JP Morgan’s Kolanovic correction sees hard landing

JP Morgan's Marko Kolanovic explains why he does it "outright negative" on shares

JP Morgan’s Marko Kolanovic rules out early 2023 rally.

Instead, the Institutional Investor Hall-of-Famer is bracing for a correction of 10% or more in the first half of this year, telling investors he’s “outright negative” on the market.

“The fundamentals are deteriorating. And, the market is going up,” the firm’s chief market strategist and co-head of global research told money” on Tuesday.

Kolanovic cut his firm’s exposure to stocks last week for low weight, In a recent note, he cautioned that the market is currently not pricing in a bearish phase. His base case is hard landing.

“Short-term interest rates have moved a lot in the last six months, and they’ll probably still go up a little bit higher and stay there,” he said. “The consumer took on a lot of debt. Interest rates went up. The consumer was resilient, and that was kind of our thesis last year … But as time goes on, they become less and less resilient.”

Kolanovic, who has been ranked as the number one equity strategist by Institutional Investor for the twelfth time, cites troubling trends in recent key economic data — including ISM services. Retail Sales and as reasons for turning the Philadelphia Fed survey bearish.

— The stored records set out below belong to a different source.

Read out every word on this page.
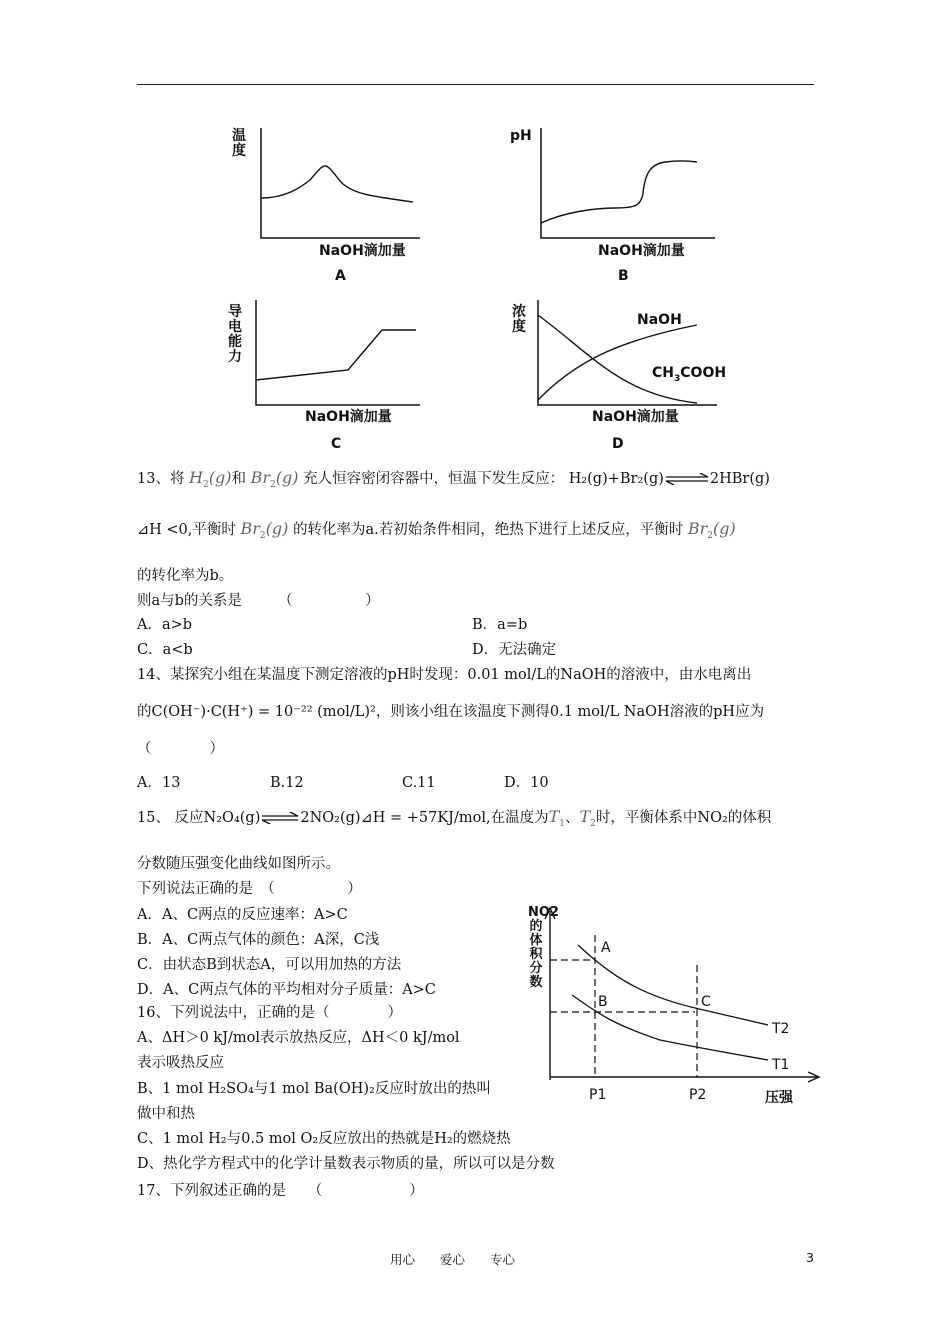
温度
NaOH滴加量
A
pH
NaOH滴加量
B
导电能力
NaOH滴加量
C
浓度	NaOH
$CH_3COOH$
NaOH滴加量
D
13、将 $H_2(g)$和 $Br_2(g)$ 充人恒容密闭容器中，恒温下发生反应： H₂(g)+Br₂(g)⇌2HBr(g)
⊿H <0,平衡时 $Br_2(g)$ 的转化率为a.若初始条件相同，绝热下进行上述反应，平衡时 $Br_2(g)$
的转化率为b。
则a与b的关系是　　　（　　　　　）
A．a>b	B．a=b
C．a<b	D．无法确定
14、某探究小组在某温度下测定溶液的pH时发现：0.01 mol/L的NaOH的溶液中，由水电离出
的C(OH⁻)·C(H⁺) = 10⁻²² (mol/L)²，则该小组在该温度下测得0.1 mol/L NaOH溶液的pH应为
（　　　　）
A．13	B.12	C.11	D．10
15、 反应N₂O₄(g)⇌2NO₂(g)⊿H = +57KJ/mol,在温度为$T_1$、$T_2$时，平衡体系中NO₂的体积
分数随压强变化曲线如图所示。
下列说法正确的是　（　　　　　）
A．A、C两点的反应速率：A>C
B．A、C两点气体的颜色：A深，C浅
C．由状态B到状态A，可以用加热的方法
D．A、C两点气体的平均相对分子质量：A>C
NO2
的体积分数
A
B	C
T2
T1
P1	P2	压强
16、下列说法中，正确的是（　　　　）
A、ΔH＞0 kJ/mol表示放热反应，ΔH＜0 kJ/mol
表示吸热反应
B、1 mol H₂SO₄与1 mol Ba(OH)₂反应时放出的热叫
做中和热
C、1 mol H₂与0.5 mol O₂反应放出的热就是H₂的燃烧热
D、热化学方程式中的化学计量数表示物质的量，所以可以是分数
17、下列叙述正确的是　　（　　　　　　）
用心　　爱心　　专心	3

“We think the first time things turn south, the worse they get,” Kolanovic said.

Still, tech-heavy nasdaq up more than 8% so far this year, and S&P 500 is up about 5%. It had closed at 4,016.95 on Tuesday.

He listed positive developments from the COVID-19 lockdown, including China’s reopening and a weak Dollar To excite the market. Kolanovic believes he helped create a narrative that is behind us and that the recession “somehow magically” happened last year.

“I don’t think we can make this economy function at 5% rates,” said Kolanovic, who added that private equity and venture capitalists cannot exist in such an environment. “Something has to give, and the Fed will need to flink.”

And, this could happen in the form of a rate cut this year.

“At some point, they will [the Fed] Backstop it. So where is the big question? it is [the S&P at] 3,600? 3,400? 3,200? We don’t have a lot of conviction. But we think the direction is down,” he said. “Usually there is some contagion or something that is unpredictable.”

kolanovic list treasury bond and cash as viable hiding places for now.